So about 12 hours after hearing the news, I can finally start to articulate the profound sense of loss I feel at the passing of Clarence "Big Man" Clemons. As anyone who knows me can tell you, from the time I was about 13, Bruce Springsteen and the E Street Band are my all-time, one true love, musically. And Bruce was the man I'd one day insisted "I" was going to marry, just like countless other Jersey Girls.
Part of why I loved Bruce was the magic he created with music and lyrics. And the one thing that really made it such a unique and compelling sound was the Big Man's sax. How many hours I would sit and listen to Born to Run or Darkness on the Edge of Town and just wait for the sax solos. They transported you into the world of Bruce's lyrics like nothing else ever could or ever will. And the love and affection Bruce and Clarence shared for each other was so obvious. I always had a big smile on my face watching them interact. You couldn't help it, they complimented each other with a deep friendship that not all of us are lucky to experience for ourselves in our lifetimes.

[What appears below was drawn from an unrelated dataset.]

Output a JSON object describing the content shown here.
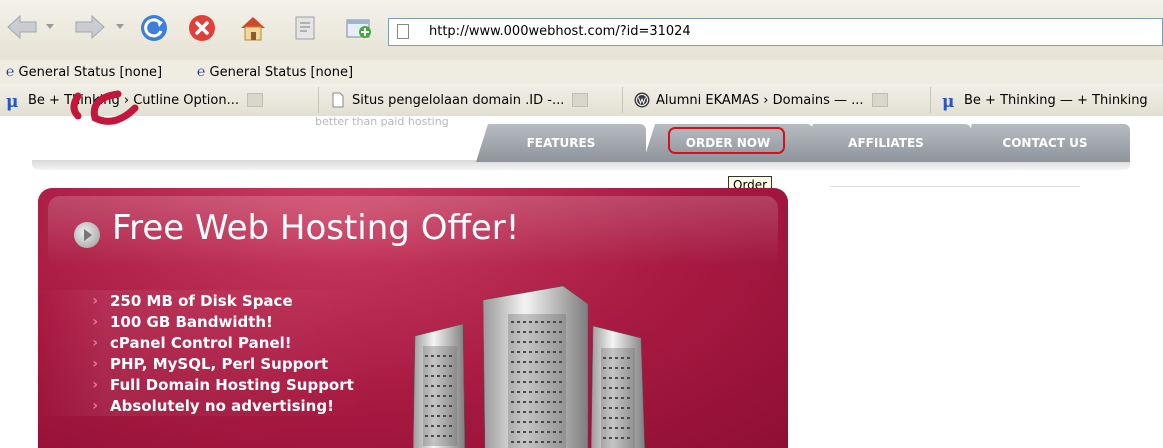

I've seen Bruce and Co. (even during the time when he had broken up the E Street Band) countless times - at least once, often times more, on every tour. And what always had me mesmerized, no matter how close or how far I sat from the stage, was the way Bruce and Clarence played off each other, fed off each other. And don't forget Miami Steve (I don't care what he does, he'll ALWAYS be Miami Steve to me). Those three created an incredible musical magic, that when they unleashed it onstage, everyone was caught in the spell. It always amazed me how quiet and enthralled everyone in a 70,000+ filled arena would get when the Big Man took the spotlight.There is no high like a Bruce Springsteen concert – but it was the Big Man who pulled it altogether and gave it such power, an ability to grab your soul and never let it go.
I don't even think I can accurately describe the emotions it draws from you when you listen to him play. Maybe because, though I'm starting to accept that his death is a reality, I haven't begun to fully register the loss, consider all of the implications and the little things that will be affected, the stuff you don't even recognize at first. As many people know, on Friday nights, I get a little silly while playing music, and I tweet Bruce's lyrics. A lot! One entire playlist on my ipod is exclusively Bruce and it's got all several hundreds of songs. And listening the other night, DH and I discussed Clarence's stroke, and the implications, and as the songs played, each one having some special meaning, we took even more note of the sax, and it was sad to think of that being silenced. Of course, we insisted that could never happen. But it did.
RIP Big Man. You will be missed more than anyone can put into words. The only consolation I take in this is that when I finally cross over, the music to greet me will be incredible!